La resa è stata molto soddisfacente: innanzitutto, come volevano i creatori, lo spettacolo è andato in scena in luogo intimo, quasi privato. Di fianco al Regio effettivo c’è quel gioiellino tutto specchi e velluti pavone che è il Piccolo Regio Puccini, con le splendide caricature di Lele Luzzati alle pareti. L’orchestra, ridotta a quattordici strumenti, è stata guidata da Alessandro Palumbo, il quale ha reso impeccabilmente quel senso di americanità profonda, dandoci il filtro giusto per analizzare al meglio l’idea di collasso del senso di famiglia che consegue all’emancipazione di una giovane donna. Sullo sfondo permane la delusione degli anziani, ma tutto suggerisce che in fondo, di cosa pensa di te tua mamma, il nonno o la prozia, non te ne deve fregare niente. Che ne sanno loro, che le occasioni han scelto di perderle tutte?

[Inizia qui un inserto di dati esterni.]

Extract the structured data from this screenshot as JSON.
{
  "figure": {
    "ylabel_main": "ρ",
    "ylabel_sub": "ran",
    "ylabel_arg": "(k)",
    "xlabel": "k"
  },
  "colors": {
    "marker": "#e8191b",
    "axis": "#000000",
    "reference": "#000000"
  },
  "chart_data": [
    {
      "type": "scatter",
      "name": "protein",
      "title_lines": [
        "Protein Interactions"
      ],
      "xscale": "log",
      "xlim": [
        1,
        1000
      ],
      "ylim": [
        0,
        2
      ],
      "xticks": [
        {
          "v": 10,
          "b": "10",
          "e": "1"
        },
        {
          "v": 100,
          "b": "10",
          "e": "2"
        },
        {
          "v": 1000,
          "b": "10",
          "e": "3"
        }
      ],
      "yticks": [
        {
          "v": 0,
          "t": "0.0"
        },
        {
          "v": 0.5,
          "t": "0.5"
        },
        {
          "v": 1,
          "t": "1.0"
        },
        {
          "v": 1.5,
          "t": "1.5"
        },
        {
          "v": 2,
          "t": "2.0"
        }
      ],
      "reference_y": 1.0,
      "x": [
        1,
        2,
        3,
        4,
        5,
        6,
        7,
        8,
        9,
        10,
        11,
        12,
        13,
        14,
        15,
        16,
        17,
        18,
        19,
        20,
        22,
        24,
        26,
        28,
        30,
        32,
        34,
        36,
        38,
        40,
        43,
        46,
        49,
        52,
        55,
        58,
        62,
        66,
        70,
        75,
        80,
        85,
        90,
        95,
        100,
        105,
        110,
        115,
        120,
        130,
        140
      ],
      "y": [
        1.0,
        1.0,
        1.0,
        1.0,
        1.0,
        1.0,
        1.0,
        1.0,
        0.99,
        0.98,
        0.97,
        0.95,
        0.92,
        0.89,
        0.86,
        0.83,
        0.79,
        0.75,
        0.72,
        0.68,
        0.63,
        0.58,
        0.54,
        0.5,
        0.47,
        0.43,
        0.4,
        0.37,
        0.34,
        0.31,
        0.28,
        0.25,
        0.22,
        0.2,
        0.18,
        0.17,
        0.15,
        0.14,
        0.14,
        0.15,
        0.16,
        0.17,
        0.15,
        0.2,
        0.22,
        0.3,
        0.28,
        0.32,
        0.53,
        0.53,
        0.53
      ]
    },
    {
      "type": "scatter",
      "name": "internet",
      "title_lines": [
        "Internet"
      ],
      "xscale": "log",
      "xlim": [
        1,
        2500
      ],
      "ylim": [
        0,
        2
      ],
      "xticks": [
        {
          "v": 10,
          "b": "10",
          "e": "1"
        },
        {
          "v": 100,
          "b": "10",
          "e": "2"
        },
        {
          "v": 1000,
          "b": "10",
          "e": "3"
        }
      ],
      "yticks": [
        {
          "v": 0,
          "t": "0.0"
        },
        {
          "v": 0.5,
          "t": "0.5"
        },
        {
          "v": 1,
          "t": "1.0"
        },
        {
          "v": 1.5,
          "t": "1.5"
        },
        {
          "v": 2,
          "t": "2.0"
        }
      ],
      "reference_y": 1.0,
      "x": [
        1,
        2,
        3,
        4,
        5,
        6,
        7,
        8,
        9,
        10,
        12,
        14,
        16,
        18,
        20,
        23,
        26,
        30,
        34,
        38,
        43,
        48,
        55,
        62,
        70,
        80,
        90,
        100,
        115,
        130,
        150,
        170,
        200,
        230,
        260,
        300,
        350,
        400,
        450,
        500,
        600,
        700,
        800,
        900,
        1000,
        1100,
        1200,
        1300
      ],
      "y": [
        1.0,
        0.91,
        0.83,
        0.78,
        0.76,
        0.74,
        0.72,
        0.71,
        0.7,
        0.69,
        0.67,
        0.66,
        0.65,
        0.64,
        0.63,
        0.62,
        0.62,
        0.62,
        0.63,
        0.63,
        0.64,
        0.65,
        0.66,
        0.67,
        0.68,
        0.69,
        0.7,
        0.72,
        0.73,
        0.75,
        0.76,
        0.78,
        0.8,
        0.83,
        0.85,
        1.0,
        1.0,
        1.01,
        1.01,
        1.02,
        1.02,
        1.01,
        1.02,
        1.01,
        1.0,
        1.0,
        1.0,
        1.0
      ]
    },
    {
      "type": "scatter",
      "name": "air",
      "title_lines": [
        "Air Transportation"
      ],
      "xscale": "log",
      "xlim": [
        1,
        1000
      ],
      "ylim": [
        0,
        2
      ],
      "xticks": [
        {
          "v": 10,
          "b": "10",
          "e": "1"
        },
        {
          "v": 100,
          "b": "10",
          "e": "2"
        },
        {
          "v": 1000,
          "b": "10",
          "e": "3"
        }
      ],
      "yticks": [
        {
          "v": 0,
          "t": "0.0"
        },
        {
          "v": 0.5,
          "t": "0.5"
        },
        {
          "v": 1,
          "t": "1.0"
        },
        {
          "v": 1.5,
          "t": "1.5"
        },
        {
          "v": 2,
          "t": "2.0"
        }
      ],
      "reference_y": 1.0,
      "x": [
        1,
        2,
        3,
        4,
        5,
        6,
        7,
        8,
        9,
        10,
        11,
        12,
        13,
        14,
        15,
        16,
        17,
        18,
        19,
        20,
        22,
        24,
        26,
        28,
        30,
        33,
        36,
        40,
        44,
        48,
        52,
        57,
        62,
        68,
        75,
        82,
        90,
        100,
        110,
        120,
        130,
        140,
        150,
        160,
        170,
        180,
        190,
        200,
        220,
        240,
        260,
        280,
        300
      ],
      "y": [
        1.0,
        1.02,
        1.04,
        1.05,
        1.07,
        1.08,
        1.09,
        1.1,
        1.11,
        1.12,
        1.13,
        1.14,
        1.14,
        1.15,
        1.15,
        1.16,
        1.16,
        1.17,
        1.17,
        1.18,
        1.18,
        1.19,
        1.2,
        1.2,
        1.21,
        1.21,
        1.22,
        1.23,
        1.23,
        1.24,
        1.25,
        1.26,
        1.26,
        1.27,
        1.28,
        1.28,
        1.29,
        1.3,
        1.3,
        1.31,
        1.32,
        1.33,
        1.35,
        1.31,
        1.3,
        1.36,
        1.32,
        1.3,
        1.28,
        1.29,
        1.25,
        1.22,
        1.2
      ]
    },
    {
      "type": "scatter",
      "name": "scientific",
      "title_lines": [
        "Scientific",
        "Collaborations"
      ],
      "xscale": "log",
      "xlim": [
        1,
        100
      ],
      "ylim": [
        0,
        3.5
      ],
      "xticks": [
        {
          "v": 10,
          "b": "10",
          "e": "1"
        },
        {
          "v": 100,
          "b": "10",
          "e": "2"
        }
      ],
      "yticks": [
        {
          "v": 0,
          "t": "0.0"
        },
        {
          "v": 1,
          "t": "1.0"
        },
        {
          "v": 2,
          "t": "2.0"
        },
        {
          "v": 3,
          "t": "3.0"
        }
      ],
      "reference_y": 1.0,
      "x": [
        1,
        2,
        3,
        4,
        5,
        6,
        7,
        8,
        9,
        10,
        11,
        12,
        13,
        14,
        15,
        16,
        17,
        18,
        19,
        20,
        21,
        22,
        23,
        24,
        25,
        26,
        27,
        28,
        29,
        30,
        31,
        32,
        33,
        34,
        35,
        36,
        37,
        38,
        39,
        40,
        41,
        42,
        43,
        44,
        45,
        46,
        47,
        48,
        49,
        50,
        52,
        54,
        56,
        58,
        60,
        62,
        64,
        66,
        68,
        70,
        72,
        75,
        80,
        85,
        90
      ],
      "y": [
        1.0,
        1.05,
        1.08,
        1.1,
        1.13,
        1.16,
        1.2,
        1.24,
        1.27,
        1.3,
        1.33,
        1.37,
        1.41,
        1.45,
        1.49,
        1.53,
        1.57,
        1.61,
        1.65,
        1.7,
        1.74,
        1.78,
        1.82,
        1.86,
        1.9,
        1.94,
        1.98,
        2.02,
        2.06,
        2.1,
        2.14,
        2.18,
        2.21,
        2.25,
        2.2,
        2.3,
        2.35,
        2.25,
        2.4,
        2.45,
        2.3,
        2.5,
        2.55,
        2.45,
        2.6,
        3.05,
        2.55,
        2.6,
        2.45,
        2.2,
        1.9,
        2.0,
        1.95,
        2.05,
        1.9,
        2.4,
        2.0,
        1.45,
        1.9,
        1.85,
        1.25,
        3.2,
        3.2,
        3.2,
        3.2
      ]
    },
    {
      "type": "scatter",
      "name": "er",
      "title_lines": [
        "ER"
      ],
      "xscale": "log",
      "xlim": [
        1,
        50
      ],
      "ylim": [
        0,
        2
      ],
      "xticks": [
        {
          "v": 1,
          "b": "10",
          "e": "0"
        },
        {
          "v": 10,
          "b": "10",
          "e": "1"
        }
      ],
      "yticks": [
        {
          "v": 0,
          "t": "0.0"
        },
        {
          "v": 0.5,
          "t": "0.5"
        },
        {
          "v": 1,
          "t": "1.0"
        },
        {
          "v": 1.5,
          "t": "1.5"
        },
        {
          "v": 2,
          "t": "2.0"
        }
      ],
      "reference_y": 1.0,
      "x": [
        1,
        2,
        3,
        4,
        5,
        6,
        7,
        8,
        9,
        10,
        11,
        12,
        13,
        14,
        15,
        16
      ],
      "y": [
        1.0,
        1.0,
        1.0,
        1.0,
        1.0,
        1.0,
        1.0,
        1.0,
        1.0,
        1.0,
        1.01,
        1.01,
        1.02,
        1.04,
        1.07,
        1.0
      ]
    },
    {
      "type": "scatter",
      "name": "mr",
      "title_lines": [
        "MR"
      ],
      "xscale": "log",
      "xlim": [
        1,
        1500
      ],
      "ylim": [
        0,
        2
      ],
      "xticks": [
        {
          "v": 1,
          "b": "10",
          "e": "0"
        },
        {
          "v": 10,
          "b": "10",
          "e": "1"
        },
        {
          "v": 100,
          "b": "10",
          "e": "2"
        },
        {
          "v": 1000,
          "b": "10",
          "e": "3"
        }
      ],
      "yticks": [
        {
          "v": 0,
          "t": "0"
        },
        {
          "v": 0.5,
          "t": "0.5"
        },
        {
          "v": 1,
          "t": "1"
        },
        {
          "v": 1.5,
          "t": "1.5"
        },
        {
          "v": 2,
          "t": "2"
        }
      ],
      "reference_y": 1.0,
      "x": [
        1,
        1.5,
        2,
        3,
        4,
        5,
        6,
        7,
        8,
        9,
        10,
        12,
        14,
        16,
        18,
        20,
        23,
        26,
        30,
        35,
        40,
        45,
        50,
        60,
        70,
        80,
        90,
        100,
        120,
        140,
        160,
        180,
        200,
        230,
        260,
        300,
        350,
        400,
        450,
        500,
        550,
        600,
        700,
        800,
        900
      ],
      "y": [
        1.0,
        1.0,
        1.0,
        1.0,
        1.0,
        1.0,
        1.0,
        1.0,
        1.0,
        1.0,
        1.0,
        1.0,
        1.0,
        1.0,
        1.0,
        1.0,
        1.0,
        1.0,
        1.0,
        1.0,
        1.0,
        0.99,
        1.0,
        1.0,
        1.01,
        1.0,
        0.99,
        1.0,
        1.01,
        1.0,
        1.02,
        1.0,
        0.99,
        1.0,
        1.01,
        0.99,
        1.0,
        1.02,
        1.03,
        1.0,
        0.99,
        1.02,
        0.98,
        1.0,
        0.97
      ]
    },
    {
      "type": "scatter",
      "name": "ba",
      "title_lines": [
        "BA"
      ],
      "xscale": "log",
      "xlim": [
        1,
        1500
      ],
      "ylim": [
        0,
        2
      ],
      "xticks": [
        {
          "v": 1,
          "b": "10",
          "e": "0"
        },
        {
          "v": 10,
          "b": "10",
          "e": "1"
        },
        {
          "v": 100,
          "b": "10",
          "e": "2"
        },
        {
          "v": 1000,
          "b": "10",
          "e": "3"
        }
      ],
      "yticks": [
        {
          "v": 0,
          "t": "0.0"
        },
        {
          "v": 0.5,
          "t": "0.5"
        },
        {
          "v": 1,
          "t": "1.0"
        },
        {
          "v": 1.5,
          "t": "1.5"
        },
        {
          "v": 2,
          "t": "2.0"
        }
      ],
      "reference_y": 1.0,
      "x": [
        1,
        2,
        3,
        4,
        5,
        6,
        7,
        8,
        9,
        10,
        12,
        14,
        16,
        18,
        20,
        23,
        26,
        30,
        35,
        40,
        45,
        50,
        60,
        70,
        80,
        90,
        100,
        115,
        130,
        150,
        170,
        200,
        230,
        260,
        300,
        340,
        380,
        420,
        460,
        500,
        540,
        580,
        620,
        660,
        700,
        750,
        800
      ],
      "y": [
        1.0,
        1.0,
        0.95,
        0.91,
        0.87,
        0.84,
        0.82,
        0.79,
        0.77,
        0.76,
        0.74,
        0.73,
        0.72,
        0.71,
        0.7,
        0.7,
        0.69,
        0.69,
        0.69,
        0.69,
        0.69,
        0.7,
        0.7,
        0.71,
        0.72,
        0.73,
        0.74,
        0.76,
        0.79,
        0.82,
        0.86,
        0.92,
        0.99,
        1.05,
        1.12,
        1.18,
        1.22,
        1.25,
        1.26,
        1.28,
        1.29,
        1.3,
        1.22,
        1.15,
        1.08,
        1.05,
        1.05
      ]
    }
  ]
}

In regia c’è Paolo Vettori, coadiuvato da Claudia Boasso alle scene, Laura Viglione ai costumi, Gianni Bertoli per le luci., L’assetto estetico è essenziale e punta ad evocare anziché mostrare – un modellino della casa, gli esterni che coincidono con gli interni, il filo rosso, la terra argillosa coi germogli – e tuttavia salta all’occhio un unico grande espediente visivo: sul fondale, silenzioso e tuonante come certi quadri in cui l’Onnipotente allarga le braccia, un albero dalla folta e oblunga chioma orizzontale, rossa, e su ogni ramo certe finestrelle da cui si affacceranno gli antenati (ovvero il coro di Ulisse Trabacchin) ansiosi di dire la loro, difendere la tradizione in una realtà sempre più scollata da sé stessa, sempre più in movimento; ma poi quand’è che l’umanità è stata ferma?
Gli interpreti hanno incarnato bene i loro archetipi, e in molti casi è trasparito un sincero trasporto della persona, poiché anche per i cantanti dev’essere recente la scoperta di questa potentissima opera.